The evolution of a system consisting of a protoplanetary disc with two embedded Jupiter-sized planets is studied numerically. The disc is assumed to be flat and non-self-gravitating; this is modelled by the planar (two-dimensional) Navier-Stokes equations. The mutual gravitational interaction of the planets and the star, and the gravitational torques of the disc acting on the planets and the central star are included. The planets have an initial mass of one Jupiter mass M-Jup each, and the radial distances from the star are one and two semimajor axes of Jupiter, respectively. During the evolution a joint wide annular gap is created by the planets. Both planets increase their mass owing to accretion of gas from the disc: after about 2500 orbital periods of the inner planet it has reached a mass of 2.3 M-Jup, while the outer planet has reached a mass of 3.2 M-Jup. The net gravitational torques exerted by the disc on the planets result in an inward migration of the outer planet on time-scales comparable to the viscous evolution time of the disc.

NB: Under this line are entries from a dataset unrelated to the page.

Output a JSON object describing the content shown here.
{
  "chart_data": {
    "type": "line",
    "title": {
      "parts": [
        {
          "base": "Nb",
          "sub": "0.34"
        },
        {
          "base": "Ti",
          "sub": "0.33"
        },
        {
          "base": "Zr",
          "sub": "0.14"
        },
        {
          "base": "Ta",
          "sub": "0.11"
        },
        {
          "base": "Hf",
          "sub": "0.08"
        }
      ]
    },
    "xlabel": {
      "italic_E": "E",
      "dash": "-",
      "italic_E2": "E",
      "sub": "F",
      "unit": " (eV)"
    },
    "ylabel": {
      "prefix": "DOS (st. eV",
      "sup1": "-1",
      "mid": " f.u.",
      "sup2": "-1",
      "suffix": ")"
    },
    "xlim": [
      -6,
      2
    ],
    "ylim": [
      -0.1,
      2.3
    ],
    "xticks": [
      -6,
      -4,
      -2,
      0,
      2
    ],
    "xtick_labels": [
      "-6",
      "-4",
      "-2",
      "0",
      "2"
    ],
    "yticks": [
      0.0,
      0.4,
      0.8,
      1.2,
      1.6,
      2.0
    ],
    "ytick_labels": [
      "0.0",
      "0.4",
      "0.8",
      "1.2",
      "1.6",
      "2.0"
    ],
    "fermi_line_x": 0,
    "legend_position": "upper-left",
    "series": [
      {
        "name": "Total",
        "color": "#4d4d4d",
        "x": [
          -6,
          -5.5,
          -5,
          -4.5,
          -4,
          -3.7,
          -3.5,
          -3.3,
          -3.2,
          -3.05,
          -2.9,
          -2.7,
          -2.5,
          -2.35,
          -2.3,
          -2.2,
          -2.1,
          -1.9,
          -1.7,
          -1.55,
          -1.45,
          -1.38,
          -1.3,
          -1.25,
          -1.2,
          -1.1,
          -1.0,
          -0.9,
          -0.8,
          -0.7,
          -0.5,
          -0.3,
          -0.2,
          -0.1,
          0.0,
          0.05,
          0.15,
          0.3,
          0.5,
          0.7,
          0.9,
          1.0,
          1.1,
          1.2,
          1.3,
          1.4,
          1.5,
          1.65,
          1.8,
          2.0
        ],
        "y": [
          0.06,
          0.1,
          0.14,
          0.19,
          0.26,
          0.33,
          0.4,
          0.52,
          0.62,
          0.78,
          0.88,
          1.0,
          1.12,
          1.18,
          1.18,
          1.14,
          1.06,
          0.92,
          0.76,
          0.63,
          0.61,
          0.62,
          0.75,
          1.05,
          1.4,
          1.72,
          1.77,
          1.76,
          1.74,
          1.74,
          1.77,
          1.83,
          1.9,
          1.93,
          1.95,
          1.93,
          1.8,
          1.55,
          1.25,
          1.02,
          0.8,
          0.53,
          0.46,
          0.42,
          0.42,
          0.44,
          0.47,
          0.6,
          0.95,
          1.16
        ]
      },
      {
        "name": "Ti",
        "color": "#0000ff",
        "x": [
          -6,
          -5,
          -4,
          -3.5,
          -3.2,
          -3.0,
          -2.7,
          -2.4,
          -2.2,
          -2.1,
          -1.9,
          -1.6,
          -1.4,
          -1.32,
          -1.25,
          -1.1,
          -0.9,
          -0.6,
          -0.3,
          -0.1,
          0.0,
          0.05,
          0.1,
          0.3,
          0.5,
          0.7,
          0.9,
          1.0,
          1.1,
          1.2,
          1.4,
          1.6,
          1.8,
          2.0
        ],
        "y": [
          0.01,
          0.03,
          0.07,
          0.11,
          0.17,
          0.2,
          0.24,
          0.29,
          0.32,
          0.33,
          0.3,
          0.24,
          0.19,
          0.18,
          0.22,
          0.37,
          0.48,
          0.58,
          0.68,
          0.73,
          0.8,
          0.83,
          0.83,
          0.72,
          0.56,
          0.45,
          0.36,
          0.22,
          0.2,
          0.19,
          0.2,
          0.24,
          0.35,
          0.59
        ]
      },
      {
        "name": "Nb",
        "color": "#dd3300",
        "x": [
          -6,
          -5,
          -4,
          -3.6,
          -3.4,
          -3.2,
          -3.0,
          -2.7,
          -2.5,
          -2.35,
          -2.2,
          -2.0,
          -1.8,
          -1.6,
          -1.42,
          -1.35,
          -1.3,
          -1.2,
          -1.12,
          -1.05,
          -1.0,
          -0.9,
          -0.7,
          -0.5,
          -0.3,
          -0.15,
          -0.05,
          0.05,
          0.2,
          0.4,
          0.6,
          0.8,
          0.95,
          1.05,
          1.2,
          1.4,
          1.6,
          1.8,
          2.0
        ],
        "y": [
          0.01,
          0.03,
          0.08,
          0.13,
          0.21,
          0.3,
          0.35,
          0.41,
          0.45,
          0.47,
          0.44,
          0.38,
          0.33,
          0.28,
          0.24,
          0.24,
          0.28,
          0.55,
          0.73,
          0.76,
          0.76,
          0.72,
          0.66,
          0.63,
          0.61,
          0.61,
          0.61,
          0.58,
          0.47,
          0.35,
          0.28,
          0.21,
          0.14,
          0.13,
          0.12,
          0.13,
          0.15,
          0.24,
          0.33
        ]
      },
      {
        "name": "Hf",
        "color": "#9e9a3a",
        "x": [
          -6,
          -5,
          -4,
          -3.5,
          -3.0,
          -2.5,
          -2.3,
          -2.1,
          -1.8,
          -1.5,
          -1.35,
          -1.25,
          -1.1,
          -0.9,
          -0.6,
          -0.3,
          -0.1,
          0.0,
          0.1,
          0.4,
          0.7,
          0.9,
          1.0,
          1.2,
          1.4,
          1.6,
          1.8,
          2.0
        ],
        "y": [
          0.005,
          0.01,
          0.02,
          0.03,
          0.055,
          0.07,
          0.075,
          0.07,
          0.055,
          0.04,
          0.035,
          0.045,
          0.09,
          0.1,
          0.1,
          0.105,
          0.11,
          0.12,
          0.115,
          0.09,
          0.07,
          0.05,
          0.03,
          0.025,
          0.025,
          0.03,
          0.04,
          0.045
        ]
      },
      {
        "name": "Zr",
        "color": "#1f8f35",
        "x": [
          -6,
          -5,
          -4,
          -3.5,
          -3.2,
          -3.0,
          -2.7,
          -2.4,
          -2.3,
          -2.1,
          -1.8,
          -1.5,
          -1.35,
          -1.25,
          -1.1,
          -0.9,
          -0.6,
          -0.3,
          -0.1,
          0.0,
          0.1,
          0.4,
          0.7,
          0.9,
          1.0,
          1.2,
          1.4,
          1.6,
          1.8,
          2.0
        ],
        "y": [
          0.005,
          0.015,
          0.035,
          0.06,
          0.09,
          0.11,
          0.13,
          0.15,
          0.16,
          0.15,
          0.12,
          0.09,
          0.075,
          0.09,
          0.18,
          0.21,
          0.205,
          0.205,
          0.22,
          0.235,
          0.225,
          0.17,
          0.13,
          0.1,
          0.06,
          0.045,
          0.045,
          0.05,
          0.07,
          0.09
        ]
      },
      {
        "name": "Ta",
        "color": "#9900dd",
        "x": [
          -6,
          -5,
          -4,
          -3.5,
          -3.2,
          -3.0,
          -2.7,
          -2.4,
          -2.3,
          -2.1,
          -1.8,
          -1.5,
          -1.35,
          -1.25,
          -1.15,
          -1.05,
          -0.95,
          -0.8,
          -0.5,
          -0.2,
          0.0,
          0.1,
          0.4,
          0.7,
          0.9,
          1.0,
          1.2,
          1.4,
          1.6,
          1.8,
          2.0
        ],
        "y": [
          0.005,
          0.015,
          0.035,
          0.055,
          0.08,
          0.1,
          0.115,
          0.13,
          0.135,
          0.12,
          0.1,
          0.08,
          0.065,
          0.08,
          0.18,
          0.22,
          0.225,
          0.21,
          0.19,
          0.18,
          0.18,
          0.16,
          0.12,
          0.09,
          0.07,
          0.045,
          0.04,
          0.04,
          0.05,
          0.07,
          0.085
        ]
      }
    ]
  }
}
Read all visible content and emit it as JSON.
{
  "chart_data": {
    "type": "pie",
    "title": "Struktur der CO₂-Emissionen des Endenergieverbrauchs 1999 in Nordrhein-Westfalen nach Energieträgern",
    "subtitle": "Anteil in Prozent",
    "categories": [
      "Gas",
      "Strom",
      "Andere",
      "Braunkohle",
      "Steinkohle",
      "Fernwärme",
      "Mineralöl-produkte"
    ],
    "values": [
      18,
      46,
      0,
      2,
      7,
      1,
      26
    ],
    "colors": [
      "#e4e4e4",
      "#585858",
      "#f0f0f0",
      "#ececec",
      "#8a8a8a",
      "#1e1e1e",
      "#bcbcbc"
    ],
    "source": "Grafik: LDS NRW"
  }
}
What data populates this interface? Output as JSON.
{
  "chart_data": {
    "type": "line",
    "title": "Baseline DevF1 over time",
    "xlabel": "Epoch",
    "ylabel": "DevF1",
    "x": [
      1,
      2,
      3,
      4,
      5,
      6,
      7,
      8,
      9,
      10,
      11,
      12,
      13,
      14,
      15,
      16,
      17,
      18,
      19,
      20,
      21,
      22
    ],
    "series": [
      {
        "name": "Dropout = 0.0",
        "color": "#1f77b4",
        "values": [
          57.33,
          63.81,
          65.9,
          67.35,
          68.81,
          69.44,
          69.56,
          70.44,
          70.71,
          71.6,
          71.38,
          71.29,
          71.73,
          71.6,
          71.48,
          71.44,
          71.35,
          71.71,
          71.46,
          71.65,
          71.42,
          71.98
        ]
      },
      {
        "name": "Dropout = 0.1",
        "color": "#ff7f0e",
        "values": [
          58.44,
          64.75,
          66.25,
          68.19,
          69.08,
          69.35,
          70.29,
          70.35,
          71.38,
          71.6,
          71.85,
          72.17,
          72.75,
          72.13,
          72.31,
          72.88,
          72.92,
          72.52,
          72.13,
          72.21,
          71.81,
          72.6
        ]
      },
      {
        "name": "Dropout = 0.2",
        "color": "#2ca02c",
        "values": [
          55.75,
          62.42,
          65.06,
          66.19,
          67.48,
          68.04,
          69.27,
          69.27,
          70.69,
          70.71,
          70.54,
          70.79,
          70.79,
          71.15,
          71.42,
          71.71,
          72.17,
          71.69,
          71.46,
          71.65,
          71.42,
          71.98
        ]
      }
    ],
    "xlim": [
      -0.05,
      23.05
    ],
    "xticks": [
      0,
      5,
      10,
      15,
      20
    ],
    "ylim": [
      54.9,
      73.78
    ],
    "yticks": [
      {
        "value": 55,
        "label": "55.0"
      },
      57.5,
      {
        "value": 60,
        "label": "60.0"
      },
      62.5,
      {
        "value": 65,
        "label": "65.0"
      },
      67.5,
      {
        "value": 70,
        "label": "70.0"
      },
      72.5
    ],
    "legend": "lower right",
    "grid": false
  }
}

The semimajor axis of the inner planet remains constant as there is very little gas left in its vicinity to induce any migration. When the distance of close approach eventually becomes smaller than the mutual Hill radius, the eccentricities increase strongly and the system may become unstable. If disc depletion occurs rapidly enough before the planets come too close to each other, a stable system similar to our own Solar system may remain. Otherwise the orbits may become unstable and produce systems like upsilon And.